Sunday, December 26, 2010

Spain, Europe’s Riverside County, California


Over the years immediately preceding the global financial collapse, Spain was a real estate speculator’s paradise, with the largest boom in new construction – particularly residential – in all of Europe. This entire sector fueled massive job growth in construction, providing equipment and raw materials for construction and in connection with the underlying financing required to build and sell these units. Why Spain? First, the period of Generalissimo Francisco Franco’s reign (1936-1975) was a time of moribund economic growth and severe political repression; even after his death, Spain was well behind her European neighbors as to lifestyle and quality of life. It would take decades to catch up.

Even when Spain became part of the European Union, she was well behind her neighbors in economic standards, eager to accelerate lifestyle and spending habits into the mainstream. This, combined with her milder, southern European, climate and lots of ocean (the Atlantic and the Mediterranean) coastline, made Spain a prime candidate for both second homes to neighboring Europeans and new homes to her own economically-aspiring population. “The boom and bust of Spain’s property sector is astonishing. Over a decade, land prices rose about 500 percent and developers built hundreds of thousands of units — about 800,000 in 2007 alone. Developments sprang up on the outskirts of cities ready to welcome many of the four million immigrants who had settled in Spain, many employed in construction.

“At the same time, coastal villages were transformed into major residential areas for vacationing Spaniards and retired, sun-seeking northern Europeans. At its peak, the construction sector accounted for 12 percent of Spain’s gross domestic product, double the level in Britain or France.” New York Times, December 17th. While Spain is hardly the largest European nation, with 45 million people, she is still very significant, and a further financial demise here could severely threaten the value and stability of the entire euro-based economic structure.

Of course, when the markets collapsed, so did the Spanish real estate boom. Today, housing developments in many planned communities lie empty, new apartments vacant and the underlying financial exposure bordering on tragic. With local borrowers unable to walk away from debt incurred to finance a new residence, the pain among once zealous buyers is immense. Unsold housing tracts resemble the now-abandoned new homes constructed for American subprime buyers (who really couldn’t afford houses at all) in outlying areas, once held too far from urban amenities and jobs to be desirable, like Riverside County, a distant Los Angeles bedroom community.

As Spain eyes the continued fall of Ireland (where debt-rating agencies have dropped that country’s credit rating to near “junk” status, raising the cost of borrowing) – even with EU Central Bank support – they are seeing reflection of possible further misery for themselves as well: “Just how big a loss the banks are facing is unknown, at least publicly, and that has investors worried — the cost of financing Spain’s debt rose 18 percent in the last month alone. But the potential costs of failure go far beyond that. Spain’s economy, the fifth largest in Europe, is much bigger than Ireland’s or Greece’s, and a bailout of its banks could be far more costly, an event that could push the government into default and end up dooming the euro itself.

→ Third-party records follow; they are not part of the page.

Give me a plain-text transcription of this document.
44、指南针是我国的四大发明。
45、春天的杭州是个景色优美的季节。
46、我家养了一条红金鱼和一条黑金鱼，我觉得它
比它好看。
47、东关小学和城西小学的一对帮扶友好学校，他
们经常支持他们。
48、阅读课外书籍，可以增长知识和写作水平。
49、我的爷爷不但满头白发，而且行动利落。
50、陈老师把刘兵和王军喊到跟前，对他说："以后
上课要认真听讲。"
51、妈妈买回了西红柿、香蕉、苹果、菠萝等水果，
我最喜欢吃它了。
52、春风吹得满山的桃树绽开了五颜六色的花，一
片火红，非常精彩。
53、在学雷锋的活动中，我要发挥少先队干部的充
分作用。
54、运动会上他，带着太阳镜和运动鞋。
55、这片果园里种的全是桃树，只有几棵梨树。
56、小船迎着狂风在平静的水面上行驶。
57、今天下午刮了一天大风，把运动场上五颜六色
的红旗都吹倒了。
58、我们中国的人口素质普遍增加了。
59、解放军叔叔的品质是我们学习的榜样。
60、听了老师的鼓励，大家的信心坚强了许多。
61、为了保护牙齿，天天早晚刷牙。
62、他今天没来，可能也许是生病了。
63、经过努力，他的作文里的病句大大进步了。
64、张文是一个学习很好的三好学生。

The Bank of Spain says the banks have about $240 billion in ‘problematic exposure’ out of $580 billion invested in real estate and construction, a situation, they say, the banks are capable of handling… But not everyone believes that. Unlike American banks, Spanish banks have done little to open their books. Along with other banks in the euro zone, they underwent a stress test last July, and all but five of Spain’s smaller savings banks passed. ” New York Times.

While most Americans are justifiably focused on our domestic markets and our own recovery, we must all remember the linkage across the planet, where economic chaos almost anywhere has a strong ripple effect onto our own shores, particularly as we try to use exports to create new jobs at home. The European austerity strategy and the fall of Portugal, Ireland, Greece (some add Great Britain) and Spain – the PIGGS countries – have created a corresponding contraction in their willingness to import… definitely not in our best interests. The further erosion of global debt markets also impairs the restoration of our own credit structures.

I’m Peter Dekom, and looking at Spain and our own severe economic pain, it is hard to look at the rising success and return of Wall Street with anything but anger.